Política

Governo Federal vê 5 dos seus 6 programas para conter o desemprego naufragarem

A sete meses do fim do mandato, Bolsonaro não conseguiu implementar uma política de emprego sólida no país

Por Portal Metrópoles 27/05/2022 07h12
Governo Federal vê 5 dos seus 6 programas para conter o desemprego naufragarem
Governo Federal, em 2019, mas só um deles foi colocado em prática por mais de um ano - Foto: Rafaela Felicciano/Metrópoles

O presidente da República, Jair Bolsonaro (PL), lançou seis programas para combater a escalada do desemprego desde que assumiu o governo federal, em 2019, mas só um deles foi colocado em prática por mais de um ano: o Programa Emergencial de Manutenção do Emprego e da Renda.

Na maioria das vezes, os projetos apresentados não foram votados pelo Congresso Nacional ou acabaram sendo revogados pelo próprio Palácio do Planalto. Grande parte dessas propostas flexibilizava leis trabalhistas e diminuía impostos pagos pelas empresas.
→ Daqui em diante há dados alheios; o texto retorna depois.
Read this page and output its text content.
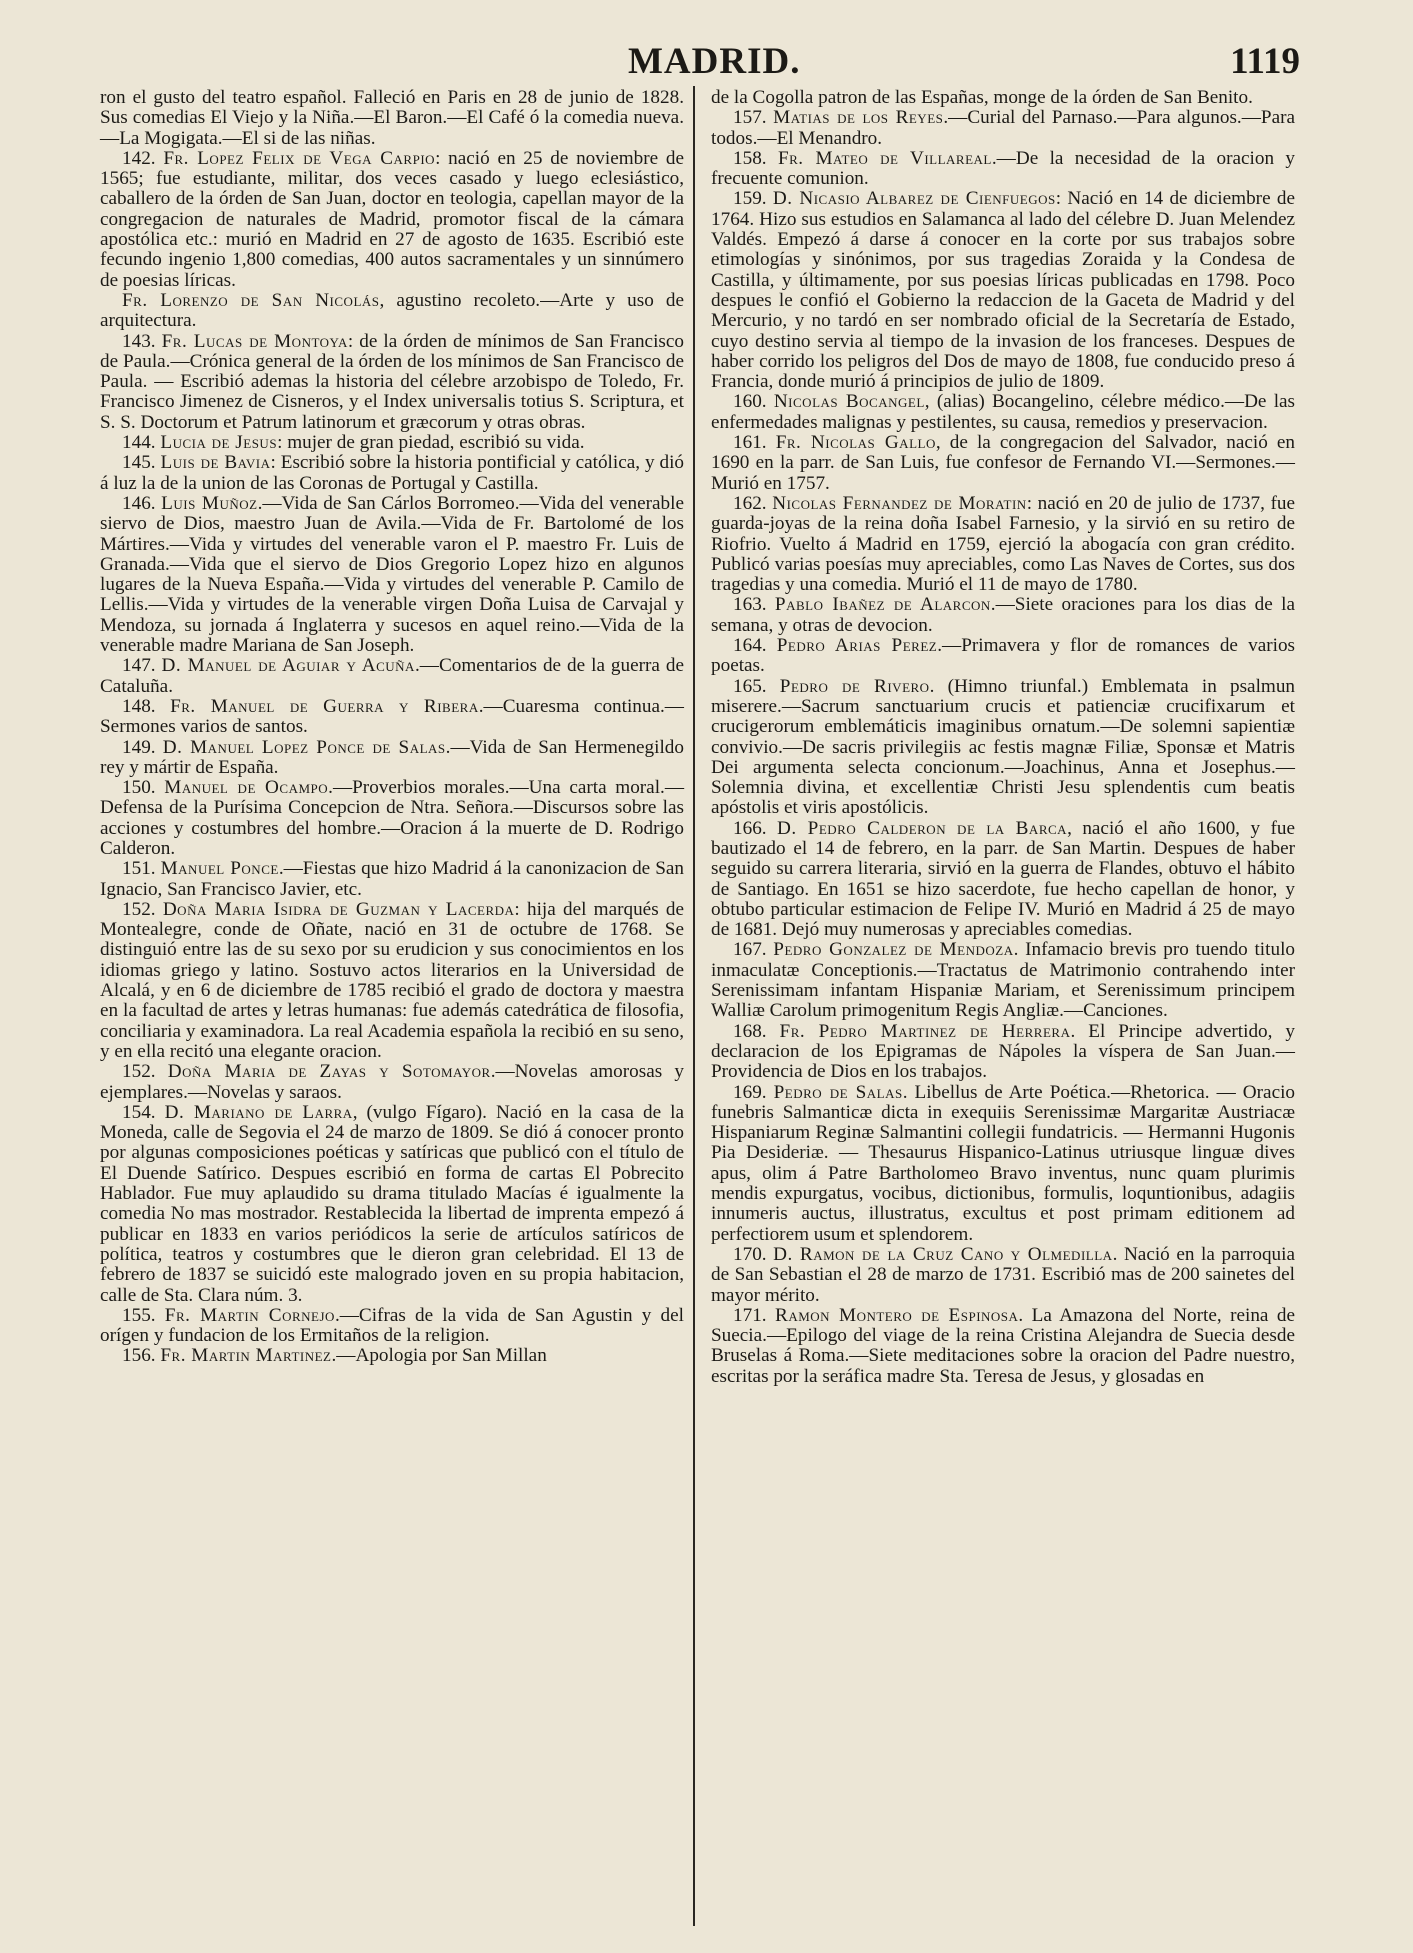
MADRID.	1119

ron el gusto del teatro español. Falleció en Paris en 28 de junio de 1828. Sus comedias El Viejo y la Niña.—El Baron.—El Café ó la comedia nueva.—La Mogigata.—El si de las niñas.

142. Fr. Lopez Felix de Vega Carpio: nació en 25 de noviembre de 1565; fue estudiante, militar, dos veces casado y luego eclesiástico, caballero de la órden de San Juan, doctor en teologia, capellan mayor de la congregacion de naturales de Madrid, promotor fiscal de la cámara apostólica etc.: murió en Madrid en 27 de agosto de 1635. Escribió este fecundo ingenio 1,800 comedias, 400 autos sacramentales y un sinnúmero de poesias líricas.

Fr. Lorenzo de San Nicolás, agustino recoleto.—Arte y uso de arquitectura.

143. Fr. Lucas de Montoya: de la órden de mínimos de San Francisco de Paula.—Crónica general de la órden de los mínimos de San Francisco de Paula. — Escribió ademas la historia del célebre arzobispo de Toledo, Fr. Francisco Jimenez de Cisneros, y el Index universalis totius S. Scriptura, et S. S. Doctorum et Patrum latinorum et græcorum y otras obras.

144. Lucia de Jesus: mujer de gran piedad, escribió su vida.

145. Luis de Bavia: Escribió sobre la historia pontificial y católica, y dió á luz la de la union de las Coronas de Portugal y Castilla.

146. Luis Muñoz.—Vida de San Cárlos Borromeo.—Vida del venerable siervo de Dios, maestro Juan de Avila.—Vida de Fr. Bartolomé de los Mártires.—Vida y virtudes del venerable varon el P. maestro Fr. Luis de Granada.—Vida que el siervo de Dios Gregorio Lopez hizo en algunos lugares de la Nueva España.—Vida y virtudes del venerable P. Camilo de Lellis.—Vida y virtudes de la venerable virgen Doña Luisa de Carvajal y Mendoza, su jornada á Inglaterra y sucesos en aquel reino.—Vida de la venerable madre Mariana de San Joseph.

147. D. Manuel de Aguiar y Acuña.—Comentarios de de la guerra de Cataluña.

148. Fr. Manuel de Guerra y Ribera.—Cuaresma continua.—Sermones varios de santos.

149. D. Manuel Lopez Ponce de Salas.—Vida de San Hermenegildo rey y mártir de España.

150. Manuel de Ocampo.—Proverbios morales.—Una carta moral.—Defensa de la Purísima Concepcion de Ntra. Señora.—Discursos sobre las acciones y costumbres del hombre.—Oracion á la muerte de D. Rodrigo Calderon.

151. Manuel Ponce.—Fiestas que hizo Madrid á la canonizacion de San Ignacio, San Francisco Javier, etc.

152. Doña Maria Isidra de Guzman y Lacerda: hija del marqués de Montealegre, conde de Oñate, nació en 31 de octubre de 1768. Se distinguió entre las de su sexo por su erudicion y sus conocimientos en los idiomas griego y latino. Sostuvo actos literarios en la Universidad de Alcalá, y en 6 de diciembre de 1785 recibió el grado de doctora y maestra en la facultad de artes y letras humanas: fue además catedrática de filosofia, conciliaria y examinadora. La real Academia española la recibió en su seno, y en ella recitó una elegante oracion.

152. Doña Maria de Zayas y Sotomayor.—Novelas amorosas y ejemplares.—Novelas y saraos.

154. D. Mariano de Larra, (vulgo Fígaro). Nació en la casa de la Moneda, calle de Segovia el 24 de marzo de 1809. Se dió á conocer pronto por algunas composiciones poéticas y satíricas que publicó con el título de El Duende Satírico. Despues escribió en forma de cartas El Pobrecito Hablador. Fue muy aplaudido su drama titulado Macías é igualmente la comedia No mas mostrador. Restablecida la libertad de imprenta empezó á publicar en 1833 en varios periódicos la serie de artículos satíricos de política, teatros y costumbres que le dieron gran celebridad. El 13 de febrero de 1837 se suicidó este malogrado joven en su propia habitacion, calle de Sta. Clara núm. 3.

155. Fr. Martin Cornejo.—Cifras de la vida de San Agustin y del orígen y fundacion de los Ermitaños de la religion.

156. Fr. Martin Martinez.—Apologia por San Millan

de la Cogolla patron de las Españas, monge de la órden de San Benito.

157. Matias de los Reyes.—Curial del Parnaso.—Para algunos.—Para todos.—El Menandro.

158. Fr. Mateo de Villareal.—De la necesidad de la oracion y frecuente comunion.

159. D. Nicasio Albarez de Cienfuegos: Nació en 14 de diciembre de 1764. Hizo sus estudios en Salamanca al lado del célebre D. Juan Melendez Valdés. Empezó á darse á conocer en la corte por sus trabajos sobre etimologías y sinónimos, por sus tragedias Zoraida y la Condesa de Castilla, y últimamente, por sus poesias líricas publicadas en 1798. Poco despues le confió el Gobierno la redaccion de la Gaceta de Madrid y del Mercurio, y no tardó en ser nombrado oficial de la Secretaría de Estado, cuyo destino servia al tiempo de la invasion de los franceses. Despues de haber corrido los peligros del Dos de mayo de 1808, fue conducido preso á Francia, donde murió á principios de julio de 1809.

160. Nicolas Bocangel, (alias) Bocangelino, célebre médico.—De las enfermedades malignas y pestilentes, su causa, remedios y preservacion.

161. Fr. Nicolas Gallo, de la congregacion del Salvador, nació en 1690 en la parr. de San Luis, fue confesor de Fernando VI.—Sermones.—Murió en 1757.

162. Nicolas Fernandez de Moratin: nació en 20 de julio de 1737, fue guarda-joyas de la reina doña Isabel Farnesio, y la sirvió en su retiro de Riofrio. Vuelto á Madrid en 1759, ejerció la abogacía con gran crédito. Publicó varias poesías muy apreciables, como Las Naves de Cortes, sus dos tragedias y una comedia. Murió el 11 de mayo de 1780.

163. Pablo Ibañez de Alarcon.—Siete oraciones para los dias de la semana, y otras de devocion.

164. Pedro Arias Perez.—Primavera y flor de romances de varios poetas.

165. Pedro de Rivero. (Himno triunfal.) Emblemata in psalmun miserere.—Sacrum sanctuarium crucis et patienciæ crucifixarum et crucigerorum emblemáticis imaginibus ornatum.—De solemni sapientiæ convivio.—De sacris privilegiis ac festis magnæ Filiæ, Sponsæ et Matris Dei argumenta selecta concionum.—Joachinus, Anna et Josephus.—Solemnia divina, et excellentiæ Christi Jesu splendentis cum beatis apóstolis et viris apostólicis.

166. D. Pedro Calderon de la Barca, nació el año 1600, y fue bautizado el 14 de febrero, en la parr. de San Martin. Despues de haber seguido su carrera literaria, sirvió en la guerra de Flandes, obtuvo el hábito de Santiago. En 1651 se hizo sacerdote, fue hecho capellan de honor, y obtubo particular estimacion de Felipe IV. Murió en Madrid á 25 de mayo de 1681. Dejó muy numerosas y apreciables comedias.

167. Pedro Gonzalez de Mendoza. Infamacio brevis pro tuendo titulo inmaculatæ Conceptionis.—Tractatus de Matrimonio contrahendo inter Serenissimam infantam Hispaniæ Mariam, et Serenissimum principem Walliæ Carolum primogenitum Regis Angliæ.—Canciones.

168. Fr. Pedro Martinez de Herrera. El Principe advertido, y declaracion de los Epigramas de Nápoles la víspera de San Juan.—Providencia de Dios en los trabajos.

169. Pedro de Salas. Libellus de Arte Poética.—Rhetorica. — Oracio funebris Salmanticæ dicta in exequiis Serenissimæ Margaritæ Austriacæ Hispaniarum Reginæ Salmantini collegii fundatricis. — Hermanni Hugonis Pia Desideriæ. — Thesaurus Hispanico-Latinus utriusque linguæ dives apus, olim á Patre Bartholomeo Bravo inventus, nunc quam plurimis mendis expurgatus, vocibus, dictionibus, formulis, loquntionibus, adagiis innumeris auctus, illustratus, excultus et post primam editionem ad perfectiorem usum et splendorem.

170. D. Ramon de la Cruz Cano y Olmedilla. Nació en la parroquia de San Sebastian el 28 de marzo de 1731. Escribió mas de 200 sainetes del mayor mérito.

171. Ramon Montero de Espinosa. La Amazona del Norte, reina de Suecia.—Epilogo del viage de la reina Cristina Alejandra de Suecia desde Bruselas á Roma.—Siete meditaciones sobre la oracion del Padre nuestro, escritas por la seráfica madre Sta. Teresa de Jesus, y glosadas en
Um dos exemplos é a Carteira Verde e Amarela, uma das maiores apostas de Bolsonaro e defendida desde a eleição passada. Em novembro de 2019, o Palácio do Planalto editou uma medida provisória (MP 905/2019) que criava o programa, destinado a reduzir encargos de empresas para estimular a geração de empregos entre os mais jovens por meio da retirada de direitos previstos na Consolidação das Leis Trabalhistas (CLT).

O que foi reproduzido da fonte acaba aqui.